In summary, for the RCT study with statins combined with Xuezhikang as the intervention in the trial group, this analysis recommends: 1. The RCT should be designed more precisely before starting the study, for example, sample size estimation, clear randomization method, clear allocation method, application of blinding, and the number of adverse reactions and case shedding in the trial should be recorded based on facts; 2. Large sample clinical trials can be conducted to provide more comprehensive and objective clinical treatment; 3. The design of outcome indicators of the study should (1) if lipid-regulating efficacy is the study objective, the magnitude of lipid regulation of TC and LDLC should be the primary outcome indicator, and TG, HLDL and other lipoproteins should be secondary outcome indicators; (2) if safety is the study objective, the reporting of adverse effects should include liver, muscle and digestive system; (3) if TG is reported, whether to include dietary control should be considered.
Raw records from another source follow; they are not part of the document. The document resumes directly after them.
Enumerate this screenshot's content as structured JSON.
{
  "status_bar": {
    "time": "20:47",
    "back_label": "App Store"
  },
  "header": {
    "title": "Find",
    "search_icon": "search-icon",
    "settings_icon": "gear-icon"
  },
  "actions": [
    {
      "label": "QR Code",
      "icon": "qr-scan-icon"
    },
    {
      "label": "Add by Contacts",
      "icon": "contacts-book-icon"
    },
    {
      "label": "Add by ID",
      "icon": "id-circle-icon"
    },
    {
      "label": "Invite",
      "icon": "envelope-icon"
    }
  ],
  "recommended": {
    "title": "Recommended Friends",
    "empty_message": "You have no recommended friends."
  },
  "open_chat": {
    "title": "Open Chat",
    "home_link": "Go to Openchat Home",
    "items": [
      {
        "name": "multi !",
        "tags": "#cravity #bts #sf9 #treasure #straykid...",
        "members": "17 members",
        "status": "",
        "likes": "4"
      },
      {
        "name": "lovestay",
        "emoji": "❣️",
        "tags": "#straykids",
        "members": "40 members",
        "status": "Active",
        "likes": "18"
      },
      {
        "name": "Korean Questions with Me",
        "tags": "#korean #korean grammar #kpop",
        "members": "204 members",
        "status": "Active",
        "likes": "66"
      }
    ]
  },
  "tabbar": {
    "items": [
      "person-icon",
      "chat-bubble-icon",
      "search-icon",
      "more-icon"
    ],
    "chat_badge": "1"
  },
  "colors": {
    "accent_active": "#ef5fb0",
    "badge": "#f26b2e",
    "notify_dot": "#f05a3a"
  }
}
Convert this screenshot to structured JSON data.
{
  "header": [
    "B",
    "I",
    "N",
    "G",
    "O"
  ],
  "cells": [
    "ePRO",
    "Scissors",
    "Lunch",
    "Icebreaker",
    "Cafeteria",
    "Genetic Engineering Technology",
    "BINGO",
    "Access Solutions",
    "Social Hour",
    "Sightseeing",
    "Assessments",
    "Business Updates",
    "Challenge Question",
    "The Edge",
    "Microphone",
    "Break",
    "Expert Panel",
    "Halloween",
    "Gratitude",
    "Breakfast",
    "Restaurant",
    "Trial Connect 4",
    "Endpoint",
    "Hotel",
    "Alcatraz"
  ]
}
In Conclusion, the information extracted from the 14 RCTs included in this study was systematically evaluated and the results showed that Xuezhikang combined with statins had better and more stable modulation of cholesterol, triglyceride and LDL levels than statins used alone in terms of regulation of lipids in patients with hyperlipidemia, and there is a lower incidence rate of adverse events. The RCTs included in this study were of low to moderate quality and more high quality RCTs with large samples are needed to provide more reliable evidence.